The idealistic young teacher reaching out to a troubled class of underprivileged kids - it should be the dullest movie cliche imaginable. Yet French director Laurent Cantet does something miraculous with it in this fresh piece of humanist, realist, optimist cinema, which won the Palme d'Or at Cannes last year.
The teacher is François Marin, a slim, boyish thirtysomething teacher of French language and literature. We are to encounter him in the classroom, the staff-room and in the schoolyard, but never at home. We never find out about his home life or his personal life. His sole moment of privacy is glimpsed at the very beginning of the film: having a cup of coffee before gearing himself up for the fray.
My favourite scene in the movie is at the end when the students are sitting in the class ready to break for summer term. The teacher is asking each of them what they learnt that year. One student says 'volcanoes' another 'combustion' and another 'reproduction'. Finally the camera settles on the trouble-maker of the class. A spotty faced-teen with braces in her teeth who the teacher had previously called a 'slut':
''I didn't learn anything' she says apologetically
'You can't spend nine months at school and not learn anything' says the teacher
'Well I'm the living proof' she replies
'You must have got something from the books you read in class?'
'Your books are shit' she replies
'What about a book you read yourself?'
'The books I read myself?...well there's The Republic. The book The Republic' she says
[The teacher stares at her not quite believing she read The Republic]
'By Plato?' he asks
[She nods her head]
'You read that?'
'Yes' she replies
'How come?' he asks (remember these are underprivileged school-kids from immigrant backgrounds)
'My big sister had it'
'She does philosophy?'
'No, law'
'So what's it about?'
'Well there's this guy. His names Socrates. He stops people in the street and he asks them, "Are you sure of thinking what you think? Are you sure of doing what you do?"

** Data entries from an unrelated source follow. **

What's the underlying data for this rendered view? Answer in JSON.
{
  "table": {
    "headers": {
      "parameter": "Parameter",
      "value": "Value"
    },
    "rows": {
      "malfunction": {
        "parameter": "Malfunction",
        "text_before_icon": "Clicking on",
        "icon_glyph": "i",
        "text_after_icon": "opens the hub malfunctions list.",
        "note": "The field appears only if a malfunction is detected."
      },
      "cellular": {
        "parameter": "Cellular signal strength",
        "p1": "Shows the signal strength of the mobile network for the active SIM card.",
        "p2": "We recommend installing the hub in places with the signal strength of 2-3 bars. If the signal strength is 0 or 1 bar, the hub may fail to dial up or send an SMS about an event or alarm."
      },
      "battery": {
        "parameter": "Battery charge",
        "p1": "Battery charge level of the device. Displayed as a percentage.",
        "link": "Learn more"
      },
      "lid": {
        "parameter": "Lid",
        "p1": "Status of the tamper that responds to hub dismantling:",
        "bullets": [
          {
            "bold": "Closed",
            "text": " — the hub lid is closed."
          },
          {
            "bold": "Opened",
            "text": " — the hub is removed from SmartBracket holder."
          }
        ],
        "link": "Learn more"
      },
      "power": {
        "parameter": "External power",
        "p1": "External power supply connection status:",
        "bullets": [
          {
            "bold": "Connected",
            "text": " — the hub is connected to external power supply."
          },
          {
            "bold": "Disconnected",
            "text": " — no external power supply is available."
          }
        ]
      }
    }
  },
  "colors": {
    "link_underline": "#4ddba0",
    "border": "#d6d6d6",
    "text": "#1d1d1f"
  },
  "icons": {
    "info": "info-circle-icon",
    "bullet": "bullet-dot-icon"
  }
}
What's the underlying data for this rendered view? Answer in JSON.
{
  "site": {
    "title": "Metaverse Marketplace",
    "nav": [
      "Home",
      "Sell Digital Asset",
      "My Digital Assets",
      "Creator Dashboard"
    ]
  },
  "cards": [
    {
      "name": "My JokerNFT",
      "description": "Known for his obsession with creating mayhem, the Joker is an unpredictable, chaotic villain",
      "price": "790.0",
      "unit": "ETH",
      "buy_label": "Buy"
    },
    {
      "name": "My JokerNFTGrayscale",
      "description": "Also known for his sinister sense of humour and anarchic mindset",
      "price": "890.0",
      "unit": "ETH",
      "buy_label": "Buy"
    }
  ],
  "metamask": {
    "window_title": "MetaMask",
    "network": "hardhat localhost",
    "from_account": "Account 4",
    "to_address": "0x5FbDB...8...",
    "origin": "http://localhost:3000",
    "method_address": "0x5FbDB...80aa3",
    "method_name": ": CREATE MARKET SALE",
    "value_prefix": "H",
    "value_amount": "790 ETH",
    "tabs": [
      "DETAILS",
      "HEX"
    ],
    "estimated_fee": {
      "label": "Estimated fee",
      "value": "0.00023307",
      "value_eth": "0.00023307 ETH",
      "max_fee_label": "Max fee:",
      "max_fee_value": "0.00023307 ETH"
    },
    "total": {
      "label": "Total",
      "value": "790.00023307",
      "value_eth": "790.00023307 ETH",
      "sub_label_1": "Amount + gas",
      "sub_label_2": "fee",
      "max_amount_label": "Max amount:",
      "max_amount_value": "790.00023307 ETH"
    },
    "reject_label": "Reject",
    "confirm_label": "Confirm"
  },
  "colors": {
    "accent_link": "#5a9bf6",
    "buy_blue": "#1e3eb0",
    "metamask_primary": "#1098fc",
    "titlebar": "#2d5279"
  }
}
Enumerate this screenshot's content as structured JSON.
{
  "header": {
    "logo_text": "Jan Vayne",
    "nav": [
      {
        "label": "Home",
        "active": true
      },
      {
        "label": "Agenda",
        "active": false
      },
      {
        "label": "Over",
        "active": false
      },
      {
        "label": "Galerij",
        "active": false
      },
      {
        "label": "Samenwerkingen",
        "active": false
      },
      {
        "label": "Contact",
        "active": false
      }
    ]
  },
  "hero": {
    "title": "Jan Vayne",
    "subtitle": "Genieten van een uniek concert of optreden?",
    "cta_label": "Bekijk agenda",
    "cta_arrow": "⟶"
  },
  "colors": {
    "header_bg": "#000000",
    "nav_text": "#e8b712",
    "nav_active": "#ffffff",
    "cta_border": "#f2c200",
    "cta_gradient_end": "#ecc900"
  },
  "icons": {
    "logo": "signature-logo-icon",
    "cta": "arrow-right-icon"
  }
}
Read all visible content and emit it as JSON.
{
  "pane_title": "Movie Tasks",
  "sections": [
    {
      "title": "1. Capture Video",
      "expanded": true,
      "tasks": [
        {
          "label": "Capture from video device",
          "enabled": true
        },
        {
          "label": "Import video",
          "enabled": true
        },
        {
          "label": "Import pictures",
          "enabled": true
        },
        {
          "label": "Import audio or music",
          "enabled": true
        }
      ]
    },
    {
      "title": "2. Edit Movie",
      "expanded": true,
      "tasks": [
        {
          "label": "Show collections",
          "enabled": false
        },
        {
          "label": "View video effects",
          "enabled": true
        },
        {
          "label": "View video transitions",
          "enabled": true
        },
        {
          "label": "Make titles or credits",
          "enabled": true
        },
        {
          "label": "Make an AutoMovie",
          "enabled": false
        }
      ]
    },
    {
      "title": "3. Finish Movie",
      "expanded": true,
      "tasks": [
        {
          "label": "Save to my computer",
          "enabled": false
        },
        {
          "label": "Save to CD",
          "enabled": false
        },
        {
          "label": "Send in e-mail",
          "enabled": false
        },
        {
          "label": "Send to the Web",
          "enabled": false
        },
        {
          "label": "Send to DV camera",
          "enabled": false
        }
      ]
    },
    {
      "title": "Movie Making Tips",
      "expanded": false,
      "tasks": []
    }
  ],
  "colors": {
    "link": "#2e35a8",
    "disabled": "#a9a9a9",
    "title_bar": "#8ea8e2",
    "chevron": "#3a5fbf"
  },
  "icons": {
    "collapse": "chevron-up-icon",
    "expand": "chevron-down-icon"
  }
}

'What does he talk about?' the teacher asks
'Everything. Love, religion, God, people, everything'
'It's good you read it'
'I know. It's not a slut's book!'...
The sheer lucid force of The Class is compelling and exhilarating. Cantet's final tableau shots of the empty classroom, like a deserted battlefield, made the hairs on the back of my neck prickle. There are very few films that can claim to make their audiences into happier and smarter people. I think this is definitely one. Highly recommended!